Sob pressão de Washington, o CAS passou ao largo do princípio de que não pode haver punição coletiva – e da Carta Olímpica, cujo espírito essencial, como definido pelo Barão Pierre de Coubertin ao retomar os jogos na era moderna, era fazer do esporte um fator de congraçamento e pela paz. Como originalmente na Antiga Grécia, onde até a guerra parava para sua celebração.

Pela sentença, está prejudicada a participação russa nas Olimpíadas de Tóquio do próximo ano, nos Jogos Olímpicos de Pequim de 1922 e na Copa do Mundo de 2022.

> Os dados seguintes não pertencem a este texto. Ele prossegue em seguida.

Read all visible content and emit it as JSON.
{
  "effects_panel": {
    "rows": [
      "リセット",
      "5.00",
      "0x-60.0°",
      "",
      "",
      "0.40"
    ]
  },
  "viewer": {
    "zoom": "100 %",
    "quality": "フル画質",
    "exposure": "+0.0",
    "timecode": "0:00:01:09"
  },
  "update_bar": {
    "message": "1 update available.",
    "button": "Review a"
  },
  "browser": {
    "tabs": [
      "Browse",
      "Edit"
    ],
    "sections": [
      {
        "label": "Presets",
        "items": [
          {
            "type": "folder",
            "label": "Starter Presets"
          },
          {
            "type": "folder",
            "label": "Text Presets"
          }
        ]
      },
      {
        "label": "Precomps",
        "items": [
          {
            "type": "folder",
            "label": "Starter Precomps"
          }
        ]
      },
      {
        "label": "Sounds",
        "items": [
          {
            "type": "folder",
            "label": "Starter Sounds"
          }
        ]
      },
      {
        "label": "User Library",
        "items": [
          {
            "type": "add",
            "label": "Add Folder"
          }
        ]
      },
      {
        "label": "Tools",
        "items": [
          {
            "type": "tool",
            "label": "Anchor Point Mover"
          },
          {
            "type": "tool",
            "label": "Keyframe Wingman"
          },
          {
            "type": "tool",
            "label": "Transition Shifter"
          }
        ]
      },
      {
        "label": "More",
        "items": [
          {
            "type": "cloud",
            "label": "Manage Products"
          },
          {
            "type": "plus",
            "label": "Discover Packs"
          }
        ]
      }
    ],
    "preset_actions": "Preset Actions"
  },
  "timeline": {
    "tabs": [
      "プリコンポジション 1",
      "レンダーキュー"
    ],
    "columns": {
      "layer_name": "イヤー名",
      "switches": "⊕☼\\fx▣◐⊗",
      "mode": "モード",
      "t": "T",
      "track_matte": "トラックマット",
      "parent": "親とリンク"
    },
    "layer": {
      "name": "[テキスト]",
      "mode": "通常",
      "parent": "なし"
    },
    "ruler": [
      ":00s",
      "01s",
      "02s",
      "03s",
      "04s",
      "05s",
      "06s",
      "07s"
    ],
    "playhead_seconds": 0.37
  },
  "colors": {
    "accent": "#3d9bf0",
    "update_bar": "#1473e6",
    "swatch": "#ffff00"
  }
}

O país não poderá, ainda, sediar eventos de porte continental ou ser eleito para cargos nos órgãos internacionais do esporte. Em contrapartida, e para irritação dos promotores da histeria anti-russa, o CAS amenizou algumas das algumas das cláusulas mais draconianas a que foram submetidos os atletas russos nos anos recentes.

Não poderão usar a bandeira, mas poderão ter as cores nacionais russas; os torcedores russos foram autorizados a empunhar sua bandeira. Não há exigências extraordinárias à inscrição de atletas russos, só a de que estejam ‘limpos’. O Campeonato Mundial de Hóquei sobre o Gelo, marcado para 2023, não foi atingido, e a Rússia também poderá realizar a etapa da Eurocopa em São Petersburgo. A proibição a que o presidente ou outros líderes russos possam comparecer à Olimpíada de Tóquio e aos Jogos de Inverno de Pequim foi atenuada, deixando a cargo do país anfitrião a possibilidade do convite.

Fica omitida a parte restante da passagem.